MCPLab was developed by the Inspectr team to close the gap between pass/fail test outcomes and practical debugging insight, and is used intense internally to evaluate the Inspectr MCP server across models.


Before you start, make sure you have:

  • an MCP server running (example: http://localhost:3000/mcp)
  • Node.js installed
  • Inspectr installed (Installation guide →)
  • at least one LLM API key configured (for example ANTHROPIC_API_KEY or OPENAI_API_KEY)

Step 1 — Launch Inspectr with your MCP server

Section titled “Step 1 — Launch Inspectr with your MCP server”

Run Inspectr as a local proxy with export enabled:

Terminal window
inspectr \
--backend http://localhost:3000 \
--export

Why this matters:

  • Inspectr captures MCP traffic during a scenario run
  • --export writes a JSON archive when Inspectr stops
  • this is useful for reproducible local and CI runs

Use MCPLab via npx or install it globally:

Terminal window
# One-off usage
npx @inspectr/mcplab --help

For more examples and updates, see the MCPLab repository.


Step 3 — Create an evaluation config that targets Inspectr

Section titled “Step 3 — Create an evaluation config that targets Inspectr”

Create a file like my-eval.yaml and set your server URL to Inspectr’s local endpoint:

servers:
my-server:
transport: "http"
url: "http://localhost:8080/mcp"
agents:
claude:
provider: "anthropic"
model: "claude-sonnet-4-6"
temperature: 0
max_tokens: 2048
scenarios:
- id: "basic-tool-check"
agent: "claude"
servers: ["my-server"]
prompt: "Use the available tools to complete the task."
eval:
tool_constraints:
required_tools: ["my_tool"]

No changes are required on your MCP server itself.


Run your evals as usual:

Terminal window
npx @inspectr/mcplab run -c my-eval.yaml

While the eval runs:

  • Inspectr shows MCP traffic live
  • requests and responses can be inspected per operation
  • failures are easier to debug with trace context

Step 5 — Review exports and run artifacts

Section titled “Step 5 — Review exports and run artifacts”

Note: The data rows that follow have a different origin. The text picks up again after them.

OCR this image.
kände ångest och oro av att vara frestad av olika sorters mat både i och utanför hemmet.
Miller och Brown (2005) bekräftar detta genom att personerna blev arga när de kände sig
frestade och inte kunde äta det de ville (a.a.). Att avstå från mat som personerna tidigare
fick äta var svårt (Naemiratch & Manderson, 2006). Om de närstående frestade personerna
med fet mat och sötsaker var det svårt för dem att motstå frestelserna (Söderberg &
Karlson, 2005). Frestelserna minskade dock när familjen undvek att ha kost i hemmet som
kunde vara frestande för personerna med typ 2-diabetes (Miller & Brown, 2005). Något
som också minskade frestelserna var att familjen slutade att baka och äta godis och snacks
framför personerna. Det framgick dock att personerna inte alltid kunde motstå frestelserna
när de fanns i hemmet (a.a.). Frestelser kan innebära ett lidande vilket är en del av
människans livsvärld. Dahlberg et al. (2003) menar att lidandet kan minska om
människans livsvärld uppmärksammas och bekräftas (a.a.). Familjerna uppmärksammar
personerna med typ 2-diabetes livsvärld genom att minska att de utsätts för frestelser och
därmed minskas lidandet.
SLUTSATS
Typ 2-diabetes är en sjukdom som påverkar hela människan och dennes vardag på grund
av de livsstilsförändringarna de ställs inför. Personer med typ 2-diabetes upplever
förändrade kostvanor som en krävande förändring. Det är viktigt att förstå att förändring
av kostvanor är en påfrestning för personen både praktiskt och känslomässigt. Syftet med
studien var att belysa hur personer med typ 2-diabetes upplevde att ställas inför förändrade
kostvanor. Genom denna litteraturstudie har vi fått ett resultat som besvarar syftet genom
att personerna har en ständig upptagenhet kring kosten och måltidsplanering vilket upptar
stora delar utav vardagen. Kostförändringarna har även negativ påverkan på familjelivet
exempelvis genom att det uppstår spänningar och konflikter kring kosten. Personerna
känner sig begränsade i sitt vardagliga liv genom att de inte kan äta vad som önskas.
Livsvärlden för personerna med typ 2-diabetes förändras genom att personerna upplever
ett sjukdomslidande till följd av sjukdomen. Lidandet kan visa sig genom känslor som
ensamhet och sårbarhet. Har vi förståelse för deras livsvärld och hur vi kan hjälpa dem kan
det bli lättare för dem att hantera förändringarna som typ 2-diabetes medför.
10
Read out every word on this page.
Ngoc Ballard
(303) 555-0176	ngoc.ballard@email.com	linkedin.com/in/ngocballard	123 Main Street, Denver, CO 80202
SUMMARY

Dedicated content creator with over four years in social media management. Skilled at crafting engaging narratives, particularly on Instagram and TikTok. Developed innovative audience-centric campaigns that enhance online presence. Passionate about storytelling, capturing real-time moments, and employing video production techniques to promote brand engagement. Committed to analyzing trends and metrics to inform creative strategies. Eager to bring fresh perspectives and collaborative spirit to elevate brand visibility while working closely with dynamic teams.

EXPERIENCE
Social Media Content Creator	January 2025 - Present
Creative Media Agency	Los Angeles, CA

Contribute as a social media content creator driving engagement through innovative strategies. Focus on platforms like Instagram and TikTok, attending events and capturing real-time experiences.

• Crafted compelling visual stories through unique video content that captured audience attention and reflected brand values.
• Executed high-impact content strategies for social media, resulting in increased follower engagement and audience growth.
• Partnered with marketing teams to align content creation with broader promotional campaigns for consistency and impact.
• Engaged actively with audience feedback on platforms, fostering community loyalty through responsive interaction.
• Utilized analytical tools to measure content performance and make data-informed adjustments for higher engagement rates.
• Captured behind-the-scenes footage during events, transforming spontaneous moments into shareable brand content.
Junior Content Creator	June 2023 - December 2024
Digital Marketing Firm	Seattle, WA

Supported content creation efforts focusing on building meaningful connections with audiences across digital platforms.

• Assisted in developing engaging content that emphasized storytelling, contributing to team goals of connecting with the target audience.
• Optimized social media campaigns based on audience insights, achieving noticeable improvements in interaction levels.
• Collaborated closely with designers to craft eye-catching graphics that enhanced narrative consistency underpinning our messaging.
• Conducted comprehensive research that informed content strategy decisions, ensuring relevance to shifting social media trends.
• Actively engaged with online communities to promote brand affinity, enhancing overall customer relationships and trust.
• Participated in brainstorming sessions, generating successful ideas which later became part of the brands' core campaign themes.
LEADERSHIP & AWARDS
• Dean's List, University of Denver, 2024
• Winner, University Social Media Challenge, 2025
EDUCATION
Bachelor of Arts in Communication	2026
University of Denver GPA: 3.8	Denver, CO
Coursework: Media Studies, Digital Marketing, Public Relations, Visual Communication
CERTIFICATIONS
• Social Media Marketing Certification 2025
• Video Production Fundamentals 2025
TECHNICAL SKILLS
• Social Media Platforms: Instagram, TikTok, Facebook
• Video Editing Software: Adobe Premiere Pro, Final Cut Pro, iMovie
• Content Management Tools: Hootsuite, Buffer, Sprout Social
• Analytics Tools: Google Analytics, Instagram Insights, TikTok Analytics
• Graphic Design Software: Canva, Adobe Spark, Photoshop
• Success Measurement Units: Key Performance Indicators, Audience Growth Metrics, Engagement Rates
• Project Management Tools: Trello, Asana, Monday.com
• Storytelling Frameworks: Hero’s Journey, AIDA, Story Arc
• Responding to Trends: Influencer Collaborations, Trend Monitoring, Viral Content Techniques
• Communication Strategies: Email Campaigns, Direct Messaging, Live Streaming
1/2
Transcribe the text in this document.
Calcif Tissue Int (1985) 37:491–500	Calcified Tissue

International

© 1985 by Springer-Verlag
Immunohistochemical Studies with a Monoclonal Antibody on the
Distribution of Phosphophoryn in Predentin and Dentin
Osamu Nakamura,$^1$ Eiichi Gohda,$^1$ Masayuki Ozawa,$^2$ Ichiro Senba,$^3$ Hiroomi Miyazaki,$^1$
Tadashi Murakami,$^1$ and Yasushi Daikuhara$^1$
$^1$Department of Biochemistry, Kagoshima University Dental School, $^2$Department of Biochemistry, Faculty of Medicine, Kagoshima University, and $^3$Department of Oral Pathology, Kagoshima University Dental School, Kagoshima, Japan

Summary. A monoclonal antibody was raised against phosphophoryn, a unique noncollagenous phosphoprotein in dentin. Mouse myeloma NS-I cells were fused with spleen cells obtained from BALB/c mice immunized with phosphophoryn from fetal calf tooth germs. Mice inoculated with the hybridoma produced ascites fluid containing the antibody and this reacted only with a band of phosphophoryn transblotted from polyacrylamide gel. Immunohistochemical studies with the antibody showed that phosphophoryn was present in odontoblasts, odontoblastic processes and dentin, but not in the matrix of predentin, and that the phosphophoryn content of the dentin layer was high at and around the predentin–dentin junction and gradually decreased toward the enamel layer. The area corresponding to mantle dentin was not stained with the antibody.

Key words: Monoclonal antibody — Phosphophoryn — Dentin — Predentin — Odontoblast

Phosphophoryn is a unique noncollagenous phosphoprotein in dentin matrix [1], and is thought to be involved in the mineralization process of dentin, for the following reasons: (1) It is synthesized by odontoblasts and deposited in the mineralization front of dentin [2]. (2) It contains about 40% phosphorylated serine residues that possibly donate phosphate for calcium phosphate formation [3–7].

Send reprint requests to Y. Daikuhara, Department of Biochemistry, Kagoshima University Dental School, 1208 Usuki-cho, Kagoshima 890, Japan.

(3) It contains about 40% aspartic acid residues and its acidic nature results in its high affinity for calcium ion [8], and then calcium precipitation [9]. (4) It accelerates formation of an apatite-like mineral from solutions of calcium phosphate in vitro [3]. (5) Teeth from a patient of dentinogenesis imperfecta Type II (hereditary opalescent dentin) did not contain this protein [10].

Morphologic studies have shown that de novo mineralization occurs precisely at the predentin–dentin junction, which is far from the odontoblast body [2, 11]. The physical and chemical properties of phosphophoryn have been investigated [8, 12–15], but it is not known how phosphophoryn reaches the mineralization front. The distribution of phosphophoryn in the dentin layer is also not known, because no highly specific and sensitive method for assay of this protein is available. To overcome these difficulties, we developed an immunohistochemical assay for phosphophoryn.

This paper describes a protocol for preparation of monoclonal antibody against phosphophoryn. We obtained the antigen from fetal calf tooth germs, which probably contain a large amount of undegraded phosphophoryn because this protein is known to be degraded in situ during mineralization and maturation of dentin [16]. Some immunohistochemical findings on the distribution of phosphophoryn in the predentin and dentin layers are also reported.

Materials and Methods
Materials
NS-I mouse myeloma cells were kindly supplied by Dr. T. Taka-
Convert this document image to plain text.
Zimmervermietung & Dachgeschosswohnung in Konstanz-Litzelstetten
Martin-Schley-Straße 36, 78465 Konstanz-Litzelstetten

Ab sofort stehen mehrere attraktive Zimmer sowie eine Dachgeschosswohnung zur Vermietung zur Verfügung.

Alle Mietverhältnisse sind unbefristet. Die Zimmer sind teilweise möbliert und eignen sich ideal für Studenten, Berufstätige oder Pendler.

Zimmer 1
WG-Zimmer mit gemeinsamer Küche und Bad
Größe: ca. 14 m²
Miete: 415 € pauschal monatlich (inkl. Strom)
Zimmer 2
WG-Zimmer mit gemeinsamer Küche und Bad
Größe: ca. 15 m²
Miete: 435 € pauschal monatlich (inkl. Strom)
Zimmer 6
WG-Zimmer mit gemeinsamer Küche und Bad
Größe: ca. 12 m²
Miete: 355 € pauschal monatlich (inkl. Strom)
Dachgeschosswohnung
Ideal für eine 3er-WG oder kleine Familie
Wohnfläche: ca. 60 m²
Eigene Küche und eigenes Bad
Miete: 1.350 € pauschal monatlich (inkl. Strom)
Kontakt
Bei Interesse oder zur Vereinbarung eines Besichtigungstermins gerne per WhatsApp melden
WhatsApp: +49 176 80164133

When the scenario run is complete, stop Inspectr.

Because export mode was enabled:

  • Inspectr writes a JSON export automatically
  • the export can be archived as a CI artifact
  • the run can be re-imported later for comparison or investigation

MCPLab also writes run artifacts in its mcplab/results output tree, including report files and traces. Together, these outputs create a durable record of each eval execution.

MCPLab evaluation results assistance


Optional — Run MCP evaluations through Inspectr Command Runner

Section titled “Optional — Run MCP evaluations through Inspectr Command Runner”

For local automation or CI, you can let Inspectr start and stop the MCPLab command for you.

Terminal window
inspectr \
--backend http://localhost:3000 \
--export \
--command npx \
--command-arg @inspectr/mcplab \
--command-arg run \
--command-arg -c \
--command-arg my-eval.yaml

In this setup:

  • Inspectr starts automatically
  • MCPLab is launched by Inspectr using --command and --command-arg
  • MCP traffic is captured while the eval runs
  • a JSON export is written when the command completes

Testing MCP servers across models, clients, and environments requires more than pass/fail checks.

By combining:

  • MCPLab for E2E MCP evaluations
  • Inspectr for runtime visibility and exports

you get:

  • confidence that your MCP server works consistently across models
  • visibility into MCP runtime behavior during each eval
  • inspectable artifacts you can store and compare over time
  • zero changes required to your MCP server implementation

This setup scales from local development to CI-based MCP regression testing.

Together, MCPLab and Inspectr form a complete MCP testing and observability workflow.